Our summer profile series is back and we’re previewing Maryland football one position group at a time.
We’ve gone over wide receivers and tight ends so far, and now we are reviewing the Terps’ running backs. Lila gave an overview of the position group on Monday and today we’ll take a look at potential lead back Jake Funk.
Jake Funk, RB, No. 34
Year: Redshirt junior
Hometown: Gaithersburg, Md.
High school: Damascus
2019 stats: 3 games; 17 rush, 173 yds, 2 TDs; 4 rec, 16 yds
Career stats: 31 games; 75 rush, 452 yds, 7 TDs; 13 rec, 66 yds, 2 TDs
Jake Funk, a former three-star recruit, was recruited as both a safety and a running back out of high school. Out of his 13 total offers, two of them came from Power 5 schools –– Maryland and Wisconsin, per 24/7 Sports.
Funk had a sensational senior campaign at Damascus High School in 2015. He led his team to a perfect 14-0 record and the Maryland 3A State Championship title, rushing for 2,866 yards and a Maryland state record 52 touchdowns on 249 carries. After his historic season, he was named the Gatorade Maryland Player of the Year, Washington Post All-Metro Offensive Player of the Year, and was a co-winner of the Herman Boone High School Player of the Year award. Funk was also a two-time all-state selection.
Funk had a promising first two seasons as a Terp, playing in all 25 games and being named the team’s Special Teams Player of the Year as a sophomore. He has only played in six total games over the past two seasons, suffering ACL tears in both seasons.
Entering 2020, Funk looks to make a comeback after suffering season-ending injuries in 2018 and 2019.
How will Funk return from two injury plagued seasons?
Funk only played in three games as a junior in 2018 and suffered a torn left ACL during the game against Ohio State in mid-November. He kept the injury pretty quiet and spent the offseason recovering and was ready for the season opener in 2019, about nine and a half months later.
The Gaithersburg, Maryland, native was off to a blazing start in 2019 averaging 10.2 yards per carry through the first three games. During the third game of the season at Temple, Funk suffered another torn left ACL, which ended his season.
While being forced to go through the same process twice, Funk has remained hungry to get back on the gridiron with the Terps.
“No matter how hard it gets, how dark it gets, or how hard you fall.... you are never out of the fight.”— Jake Funk (@jakefunk34) September 23, 2019
Round 2 #GoTerps
He showed his ability to return positively from an ACL tear during the first three games of 2019, rushing 17 times for 173 yards and two scores.

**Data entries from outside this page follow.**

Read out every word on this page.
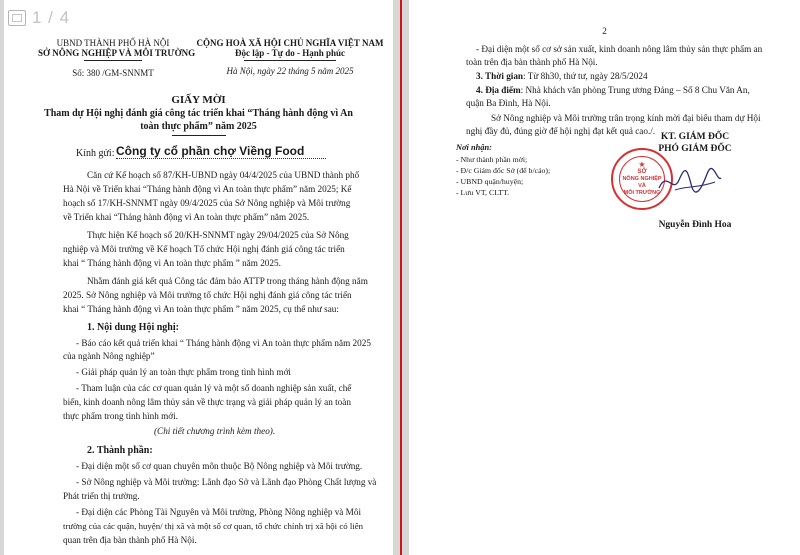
1 / 4
UBND THÀNH PHỐ HÀ NỘI
SỞ NÔNG NGHIỆP VÀ MÔI TRƯỜNG
Số: 380 /GM-SNNMT
CỘNG HOÀ XÃ HỘI CHỦ NGHĨA VIỆT NAM
Độc lập - Tự do - Hạnh phúc
Hà Nội, ngày 22 tháng 5 năm 2025
GIẤY MỜI
Tham dự Hội nghị đánh giá công tác triển khai “Tháng hành động vì An
toàn thực phẩm” năm 2025
Kính gửi: Công ty cổ phần chợ Viềng Food
Căn cứ Kế hoạch số 87/KH-UBND ngày 04/4/2025 của UBND thành phố
Hà Nội về Triển khai “Tháng hành động vì An toàn thực phẩm” năm 2025; Kế
hoạch số 17/KH-SNNMT ngày 09/4/2025 của Sở Nông nghiệp và Môi trường
về Triển khai “Tháng hành động vì An toàn thực phẩm” năm 2025.
Thực hiện Kế hoạch số 20/KH-SNNMT ngày 29/04/2025 của Sở Nông
nghiệp và Môi trường về Kế hoạch Tổ chức Hội nghị đánh giá công tác triển
khai “ Tháng hành động vì An toàn thực phẩm ” năm 2025.
Nhằm đánh giá kết quả Công tác đảm bảo ATTP trong tháng hành động năm
2025. Sở Nông nghiệp và Môi trường tổ chức Hội nghị đánh giá công tác triển
khai “ Tháng hành động vì An toàn thực phẩm ” năm 2025, cụ thể như sau:
1. Nội dung Hội nghị:
- Báo cáo kết quả triển khai “ Tháng hành động vì An toàn thực phẩm năm 2025
của ngành Nông nghiệp”
- Giải pháp quản lý an toàn thực phẩm trong tình hình mới
- Tham luận của các cơ quan quản lý và một số doanh nghiệp sản xuất, chế
biến, kinh doanh nông lâm thủy sản về thực trạng và giải pháp quản lý an toàn
thực phẩm trong tình hình mới.
(Chi tiết chương trình kèm theo).
2. Thành phần:
- Đại diện một số cơ quan chuyên môn thuộc Bộ Nông nghiệp và Môi trường.
- Sở Nông nghiệp và Môi trường: Lãnh đạo Sở và Lãnh đạo Phòng Chất lượng và
Phát triển thị trường.
- Đại diện các Phòng Tài Nguyên và Môi trường, Phòng Nông nghiệp và Môi
trường của các quận, huyện/ thị xã và một số cơ quan, tổ chức chính trị xã hội có liên
quan trên địa bàn thành phố Hà Nội.
2
- Đại diện một số cơ sở sản xuất, kinh doanh nông lâm thủy sản thực phẩm an
toàn trên địa bàn thành phố Hà Nội.
3. Thời gian: Từ 8h30, thứ tư, ngày 28/5/2024
4. Địa điểm: Nhà khách văn phòng Trung ương Đảng – Số 8 Chu Văn An,
quận Ba Đình, Hà Nội.
Sở Nông nghiệp và Môi trường trân trọng kính mời đại biểu tham dự Hội
nghị đầy đủ, đúng giờ để hội nghị đạt kết quả cao./.
Nơi nhận:
- Như thành phần mời;
- Đ/c Giám đốc Sở (để b/cáo);
- UBND quận/huyện;
- Lưu VT, CLTT.
KT. GIÁM ĐỐC
PHÓ GIÁM ĐỐC
★
SỞ
NÔNG NGHIỆP
VÀ
MÔI TRƯỜNG
Nguyễn Đình Hoa
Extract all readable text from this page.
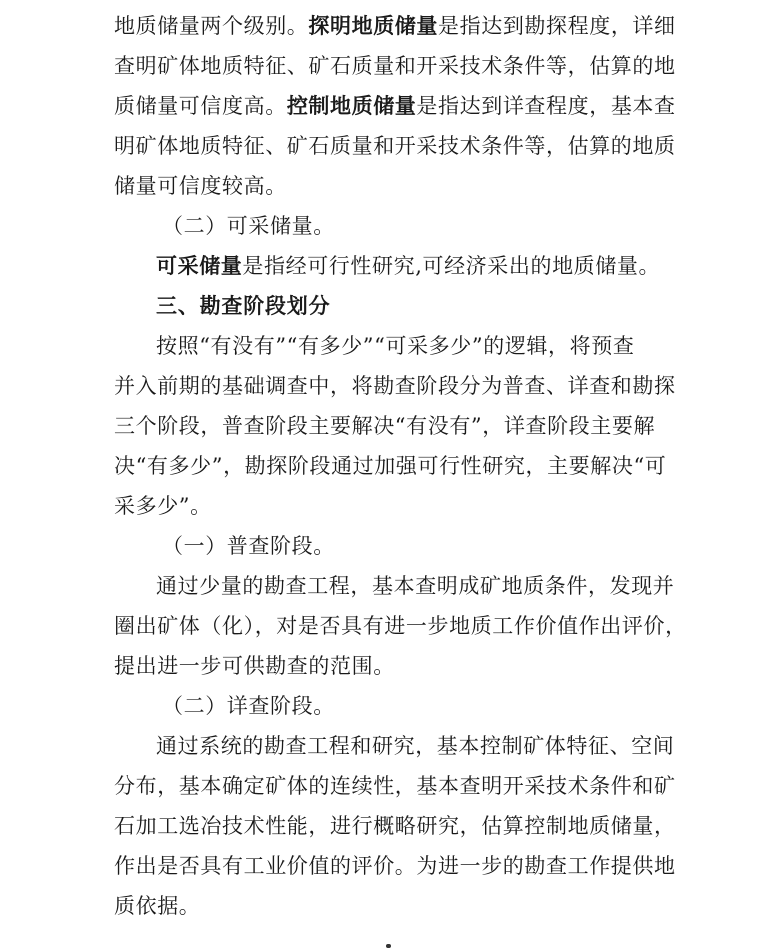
地质储量两个级别。探明地质储量是指达到勘探程度，详细
查明矿体地质特征、矿石质量和开采技术条件等，估算的地
质储量可信度高。控制地质储量是指达到详查程度，基本查
明矿体地质特征、矿石质量和开采技术条件等，估算的地质
储量可信度较高。
（二）可采储量。
可采储量是指经可行性研究,可经济采出的地质储量。
三、勘查阶段划分
按照“有没有”“有多少”“可采多少”的逻辑，将预查
并入前期的基础调查中，将勘查阶段分为普查、详查和勘探
三个阶段，普查阶段主要解决“有没有”，详查阶段主要解
决“有多少”，勘探阶段通过加强可行性研究，主要解决“可
采多少”。
（一）普查阶段。
通过少量的勘查工程，基本查明成矿地质条件，发现并
圈出矿体（化），对是否具有进一步地质工作价值作出评价，
提出进一步可供勘查的范围。
（二）详查阶段。
通过系统的勘查工程和研究，基本控制矿体特征、空间
分布，基本确定矿体的连续性，基本查明开采技术条件和矿
石加工选冶技术性能，进行概略研究，估算控制地质储量，
作出是否具有工业价值的评价。为进一步的勘查工作提供地
质依据。
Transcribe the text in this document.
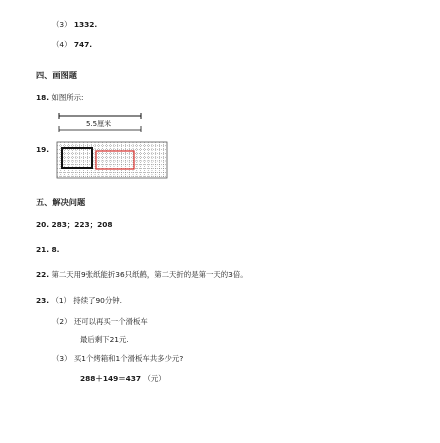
（3） 1332.
（4） 747.
四、画图题
18. 如图所示:
5.5厘米
19.
五、解决问题
20. 283；223；208
21. 8.
22. 第二天用9张纸能折36只纸鹤，第二天折的是第一天的3倍。
23. （1） 持续了90分钟.
（2） 还可以再买一个滑板车
最后剩下21元.
（3） 买1个烤箱和1个滑板车共多少元?
288＋149＝437 （元）
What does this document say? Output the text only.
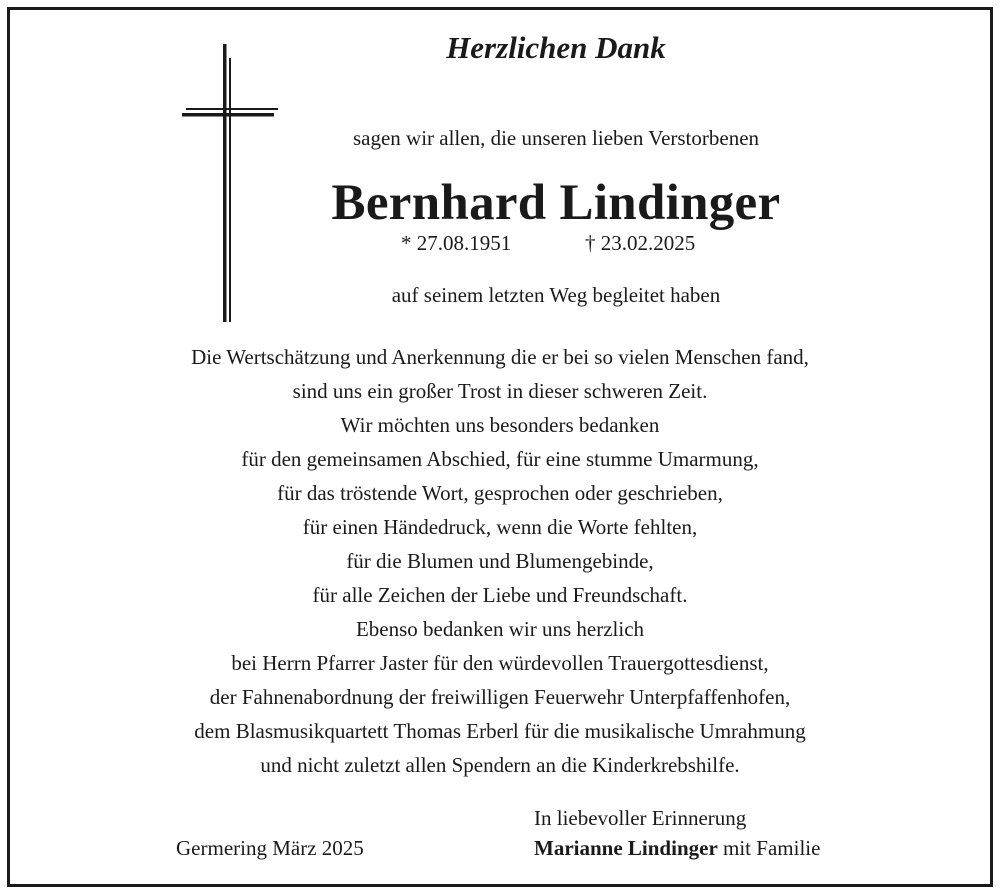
Herzlichen Dank
sagen wir allen, die unseren lieben Verstorbenen
Bernhard Lindinger
* 27.08.1951	† 23.02.2025
auf seinem letzten Weg begleitet haben
Die Wertschätzung und Anerkennung die er bei so vielen Menschen fand,
sind uns ein großer Trost in dieser schweren Zeit.
Wir möchten uns besonders bedanken
für den gemeinsamen Abschied, für eine stumme Umarmung,
für das tröstende Wort, gesprochen oder geschrieben,
für einen Händedruck, wenn die Worte fehlten,
für die Blumen und Blumengebinde,
für alle Zeichen der Liebe und Freundschaft.
Ebenso bedanken wir uns herzlich
bei Herrn Pfarrer Jaster für den würdevollen Trauergottesdienst,
der Fahnenabordnung der freiwilligen Feuerwehr Unterpfaffenhofen,
dem Blasmusikquartett Thomas Erberl für die musikalische Umrahmung
und nicht zuletzt allen Spendern an die Kinderkrebshilfe.
Germering März 2025
In liebevoller Erinnerung
Marianne Lindinger mit Familie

In 2020, Funk will look to respond in a similar fashion to his second ACL tear, and mentally it might help him that he has done it once before.
Funk should play a significant role in the Terps’ backfield
Maryland’s running back position has much less depth this year than it has in recent seasons. There are only four running backs on scholarship, including Funk, senior Tayon Fleet-Davis, and freshmen Peny Boone and Isaiah Jacobs.
The running backs group in College Park was arguably one of the deepest rotations in the country last year. The Terps lost Anthony McFarland Jr. and Javon Leake to the NFL and Lorenzo Harrison III has stepped away from the game of football.
For the first time in a couple years, there is no clear lead running back. Last year it was McFarland and two seasons ago it was Ty Johnson. And while there is no indication of who will be the starting running back in 2020, Funk possesses the experience and has displayed the skill over 31 career games to potentially be the lead ball carrier.
Funk’s teammates often refer to him as “Coach Funk” because of his natural leadership skills on and off the field. There will be more distribution at the running back position this season and Funk will have to step up to clear himself from the pack to become the lead back. When completely healthy, he has shown that he is capable of this task.
Funk looks to respond in a big way as he enters his final year of eligibility coming off of two ACL tears.